Love Stronger than Death



The primary human need and goal is to love and be loved and to know and be known.  By God’s gracious design sorrow and suffering have become a means by which our inmost being experiences love.  After His Agony in the Garden, when the minions of the Jews came to apprehend Jesus, one of His disciples drew a sword and struck the slave of the High Priest. Jesus said to him: “Put your sword back into its place…Do you not think I can appeal to my Father, and he will at once send me more than twelve legions of angels?” (cf. Mt. 26:51-53)  We know from these words of our Savior that it would have been good and just enough if He had not undergone His bloody Passion.  Since all His acts are infinite, He could have redeemed mankind by a single tear.  But this would not have satisfied Love: He had to give all and he desired to do so.  Pain penetrates deep into our nature and opens a wound which can receive and understand love.  Jesus’ Sacrifice is the primary reason why we can draw such goodness from suffering.  It unites us to Him in the Mystery of His Cross and enables a mutual flow of knowing and loving.  We pray then that, after the example of Our Lady sharing in Christ’s sufferings at the foot of the Cross, all who suffer may have the strength to draw the goodness available to them even in their darkest trials.

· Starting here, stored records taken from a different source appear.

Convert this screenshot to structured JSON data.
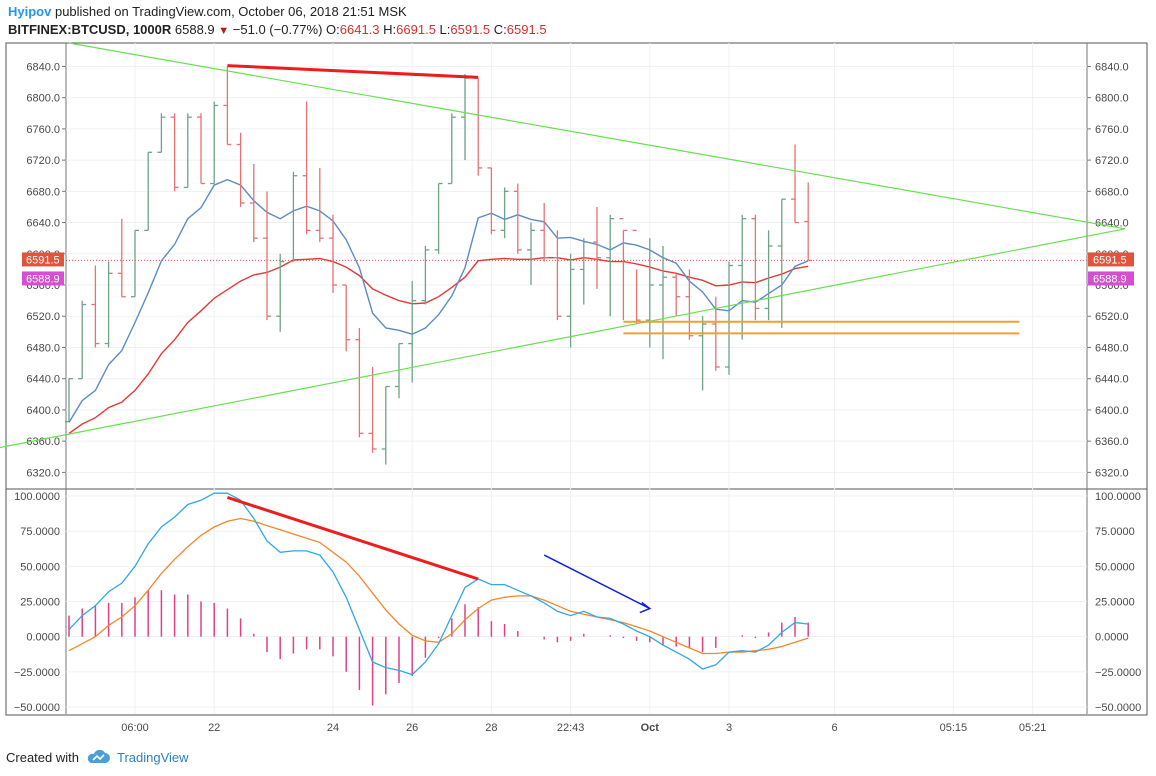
{
  "header": {
    "author": "Hyipov",
    "published_text": "published on TradingView.com, October 06, 2018 21:51 MSK",
    "symbol": "BITFINEX:BTCUSD, 1000R",
    "last": "6588.9",
    "change": "−51.0 (−0.77%)",
    "o_label": "O:",
    "o_value": "6641.3",
    "h_label": "H:",
    "h_value": "6691.5",
    "l_label": "L:",
    "l_value": "6591.5",
    "c_label": "C:",
    "c_value": "6591.5"
  },
  "footer": {
    "created_with": "Created with",
    "brand": "TradingView"
  },
  "colors": {
    "bull": "#6fa287",
    "bear": "#e57373",
    "ma_fast": "#5b8cc4",
    "ma_slow": "#e53935",
    "triangle": "#66e04f",
    "divergence": "#ee1c1c",
    "support": "#f0a030",
    "macd": "#2ea8e8",
    "signal": "#f5862a",
    "hist": "#e0408a",
    "arrow": "#1020e0",
    "tag_red": "#e0533d",
    "tag_magenta": "#d64fd0"
  },
  "chart_data": [
    {
      "type": "ohlc",
      "ylim": [
        6300,
        6870
      ],
      "yticks": [
        "6840.0",
        "6800.0",
        "6760.0",
        "6720.0",
        "6680.0",
        "6640.0",
        "6600.0",
        "6560.0",
        "6520.0",
        "6480.0",
        "6440.0",
        "6400.0",
        "6360.0",
        "6320.0"
      ],
      "xticks": [
        "06:00",
        "22",
        "24",
        "26",
        "28",
        "22:43",
        "Oct",
        "3",
        "6",
        "05:15",
        "05:21"
      ],
      "price_tags": [
        {
          "label": "6591.5",
          "value": 6591.5,
          "color": "tag_red"
        },
        {
          "label": "6588.9",
          "value": 6588.9,
          "color": "tag_magenta"
        }
      ],
      "bars": [
        [
          6385,
          6440,
          6385,
          6440
        ],
        [
          6440,
          6540,
          6440,
          6535
        ],
        [
          6535,
          6585,
          6480,
          6485
        ],
        [
          6485,
          6590,
          6480,
          6575
        ],
        [
          6575,
          6645,
          6545,
          6545
        ],
        [
          6545,
          6630,
          6545,
          6630
        ],
        [
          6630,
          6730,
          6630,
          6730
        ],
        [
          6730,
          6780,
          6730,
          6775
        ],
        [
          6775,
          6780,
          6680,
          6685
        ],
        [
          6685,
          6780,
          6685,
          6775
        ],
        [
          6775,
          6780,
          6690,
          6690
        ],
        [
          6690,
          6795,
          6690,
          6790
        ],
        [
          6790,
          6840,
          6740,
          6740
        ],
        [
          6740,
          6755,
          6660,
          6665
        ],
        [
          6665,
          6715,
          6615,
          6620
        ],
        [
          6620,
          6680,
          6515,
          6520
        ],
        [
          6520,
          6600,
          6500,
          6590
        ],
        [
          6590,
          6705,
          6590,
          6700
        ],
        [
          6700,
          6795,
          6625,
          6630
        ],
        [
          6630,
          6710,
          6615,
          6620
        ],
        [
          6620,
          6650,
          6550,
          6560
        ],
        [
          6560,
          6560,
          6475,
          6490
        ],
        [
          6490,
          6505,
          6365,
          6370
        ],
        [
          6370,
          6455,
          6345,
          6350
        ],
        [
          6350,
          6430,
          6330,
          6430
        ],
        [
          6430,
          6485,
          6415,
          6485
        ],
        [
          6485,
          6565,
          6435,
          6540
        ],
        [
          6540,
          6610,
          6535,
          6605
        ],
        [
          6605,
          6690,
          6600,
          6690
        ],
        [
          6690,
          6780,
          6690,
          6775
        ],
        [
          6775,
          6830,
          6720,
          6825
        ],
        [
          6825,
          6825,
          6700,
          6710
        ],
        [
          6710,
          6710,
          6625,
          6630
        ],
        [
          6630,
          6685,
          6620,
          6680
        ],
        [
          6680,
          6690,
          6600,
          6605
        ],
        [
          6605,
          6640,
          6560,
          6630
        ],
        [
          6630,
          6665,
          6590,
          6595
        ],
        [
          6595,
          6630,
          6515,
          6520
        ],
        [
          6520,
          6600,
          6480,
          6580
        ],
        [
          6580,
          6620,
          6535,
          6615
        ],
        [
          6615,
          6660,
          6555,
          6595
        ],
        [
          6595,
          6650,
          6520,
          6645
        ],
        [
          6645,
          6630,
          6515,
          6630
        ],
        [
          6630,
          6580,
          6510,
          6515
        ],
        [
          6515,
          6620,
          6480,
          6560
        ],
        [
          6560,
          6610,
          6465,
          6570
        ],
        [
          6570,
          6575,
          6520,
          6545
        ],
        [
          6545,
          6580,
          6490,
          6495
        ],
        [
          6495,
          6520,
          6425,
          6510
        ],
        [
          6510,
          6545,
          6450,
          6455
        ],
        [
          6455,
          6590,
          6445,
          6585
        ],
        [
          6585,
          6650,
          6490,
          6645
        ],
        [
          6645,
          6650,
          6515,
          6530
        ],
        [
          6530,
          6630,
          6515,
          6610
        ],
        [
          6610,
          6670,
          6505,
          6670
        ],
        [
          6670,
          6740,
          6640,
          6640
        ],
        [
          6641.3,
          6691.5,
          6591.5,
          6591.5
        ]
      ],
      "ma_fast": [
        6384,
        6412,
        6425,
        6458,
        6476,
        6512,
        6550,
        6591,
        6612,
        6645,
        6659,
        6688,
        6695,
        6688,
        6668,
        6653,
        6645,
        6655,
        6661,
        6655,
        6642,
        6618,
        6582,
        6524,
        6505,
        6502,
        6497,
        6505,
        6522,
        6546,
        6582,
        6646,
        6652,
        6644,
        6650,
        6644,
        6641,
        6620,
        6621,
        6616,
        6612,
        6605,
        6614,
        6611,
        6605,
        6595,
        6588,
        6565,
        6551,
        6529,
        6527,
        6540,
        6538,
        6549,
        6560,
        6584,
        6591
      ],
      "ma_slow": [
        6370,
        6382,
        6390,
        6403,
        6410,
        6425,
        6446,
        6472,
        6490,
        6512,
        6527,
        6543,
        6554,
        6565,
        6573,
        6576,
        6583,
        6592,
        6593,
        6594,
        6590,
        6583,
        6572,
        6555,
        6547,
        6540,
        6536,
        6537,
        6545,
        6557,
        6570,
        6591,
        6593,
        6594,
        6593,
        6593,
        6595,
        6595,
        6592,
        6595,
        6593,
        6590,
        6590,
        6587,
        6583,
        6578,
        6575,
        6570,
        6566,
        6559,
        6560,
        6564,
        6563,
        6569,
        6574,
        6581,
        6584
      ],
      "annotations": {
        "triangle": {
          "top": [
            6870,
            0
          ],
          "apex": [
            6632,
            80
          ],
          "bottom": [
            6300,
            -21
          ]
        },
        "divergence_line": {
          "from": [
            12,
            6841
          ],
          "to": [
            31,
            6826
          ]
        },
        "support_lines": [
          {
            "from": [
              42,
              6513
            ],
            "to": [
              72,
              6513
            ]
          },
          {
            "from": [
              42,
              6498
            ],
            "to": [
              72,
              6498
            ]
          }
        ]
      }
    },
    {
      "type": "macd",
      "ylim": [
        -55,
        105
      ],
      "yticks": [
        "100.0000",
        "75.0000",
        "50.0000",
        "25.0000",
        "0.0000",
        "−25.0000",
        "−50.0000"
      ],
      "macd": [
        5,
        15,
        22,
        32,
        38,
        50,
        66,
        78,
        85,
        94,
        97,
        102,
        102,
        97,
        84,
        68,
        60,
        61,
        61,
        58,
        46,
        28,
        5,
        -18,
        -22,
        -24,
        -27,
        -18,
        -5,
        15,
        35,
        41,
        37,
        37,
        33,
        29,
        24,
        18,
        15,
        18,
        14,
        13,
        9,
        4,
        0,
        -6,
        -11,
        -16,
        -23,
        -20,
        -11,
        -10,
        -11,
        -6,
        3,
        10,
        9
      ],
      "signal": [
        -10,
        -5,
        0,
        8,
        14,
        22,
        33,
        45,
        55,
        64,
        72,
        78,
        82,
        84,
        82,
        79,
        76,
        73,
        70,
        67,
        60,
        53,
        43,
        31,
        19,
        9,
        1,
        -3,
        -4,
        2,
        12,
        20,
        26,
        28,
        29,
        29,
        26,
        22,
        18,
        16,
        14,
        12,
        10,
        7,
        4,
        0,
        -4,
        -8,
        -12,
        -12,
        -11,
        -11,
        -10,
        -9,
        -7,
        -4,
        -1
      ],
      "histogram": [
        15,
        20,
        22,
        24,
        24,
        28,
        33,
        33,
        30,
        30,
        25,
        24,
        20,
        13,
        2,
        -11,
        -16,
        -12,
        -9,
        -9,
        -14,
        -25,
        -38,
        -49,
        -41,
        -33,
        -28,
        -15,
        -1,
        13,
        23,
        21,
        11,
        9,
        4,
        0,
        -2,
        -4,
        -3,
        2,
        0,
        1,
        -1,
        -3,
        -4,
        -6,
        -7,
        -8,
        -11,
        -8,
        0,
        1,
        -1,
        3,
        10,
        14,
        10
      ],
      "annotations": {
        "divergence_line": {
          "from": [
            12,
            99
          ],
          "to": [
            31,
            41
          ]
        },
        "trend_arrow": {
          "from": [
            36,
            58
          ],
          "to": [
            44,
            20
          ]
        }
      }
    }
  ]
}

   Salvation history is like a magnificent poem expressing God’s Romance with His People. As we approach the Holy Days commemorating Our Savior’s Passion, Death, and Resurrection, we are given cause to reflect on how much we are worth to God and why.  The infinite mutual flow of love in the Most Blessed Trinity has become a fertile Communion from whence is born a distinct creation.  In creation one can see traces of God Who is the Source, but God has made man in His Image.  God has bestowed on human nature the capacity to respond to His Divine Love, and He espouses mankind through His Beloved Son, drawing us to Himself through the vivifying action of the Holy Spirit.  He is so in love with us that when we betrayed His Love He took the full burden of our sins upon Himself and delivered Himself over to death for our sake.  He thirsts for our hearts and desires to unite us to Himself forever in heaven.  Though we were sinners and worse than worthless, He loved us and gave Himself for us, so how could we call ourselves worthless now?  His Love has redeemed us and ours is an eternal vocation.  “I know well the plans I have in mind for you, plans for your welfare, not for woe.” May we all offer him perpetual praise and thanksgiving for His Infinite Mercy that lasts forever!



Comments

Emily Therese said…
"Though we were sinners and worse than worthless, He loved us and gave Himself for us, so how could we call ourselves worthless now?"

Thank you for this post -- I've been struggling the past couple days and I really needed to read this right now.